U.S. central bankers have raised the benchmark lending rate twice this year to a target range of 1 percent to 1.25 percent. In June, they forecast a third increase in 2017. Financial markets are assigning a roughly one-in-three probability of another hike by year-end.
Brainard argued for a wait-and-see approach before raising rates again.
“The persistence of the shortfall in inflation from our objective should be one of the considerations in setting monetary policy,” she said. “Most immediately, we should assess inflation developments closely before making a determination on further adjustments to the federal funds rate.”
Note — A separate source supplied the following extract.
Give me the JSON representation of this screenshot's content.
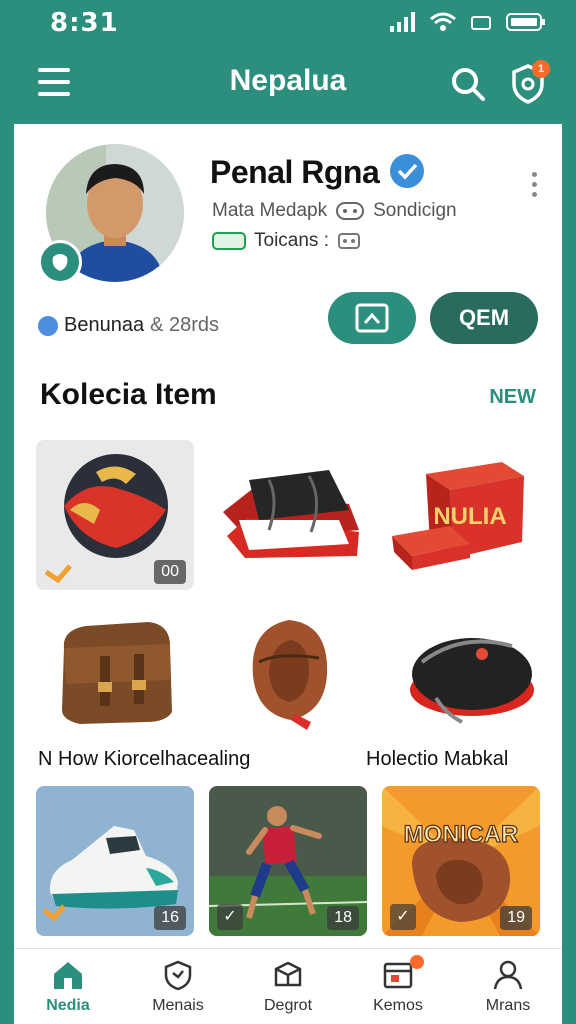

Brainard said the Federal Open Market Committee should allow the balance sheet to run off in the background, an event that is anticipated to start this year. However, she noted that if term premia on longer-run Treasuries rise as a result, that could also imply a lower target for the short-run rate needed to keep supply and demand in balance in the economy.
The Fed governor said it’s important to remain “vigilant” for signs of bubbles in a period of low rates and sustained economic growth, “especially in areas such as commercial real estate and corporate bonds, as well as the exceptionally low levels of expected volatility.”
Non-farm payrolls rose by 156,000 last month while the unemployment rate rose to 4.4 percent, remaining below the estimate of full employment for most Fed officials. Manufacturing jobs advanced by 36,000 last month, the largest gain since March 2012.
Meanwhile, the University of Michigan’s consumer sentiment survey showed Americans in the first eight months of this year have been more upbeat than at any comparable period since 2000. Households are growing increasingly optimistic about employment and the economic outlook, a positive sign for spending.
“Overall, the U.S. economy remains on solid footing, against the backdrop of the first synchronized global economic growth we have seen in many years and accommodative financial conditions,” she said.
Brainard said the economic effects of Hurricane Harvey “raise uncertainties about the economic outlook for the remainder of the year.”
“Based on past experience, it appears likely that the hurricane will have a notable effect on GDP in the current quarter, although output is likely to rebound by the end of the year,” she said. The hurricane that slammed into Texas disrupted oil production and refining capacity, boosting gas prices. That increase “should be short lived, but this outcome is uncertain and will depend on the extent of damage to refining capacity,” she said.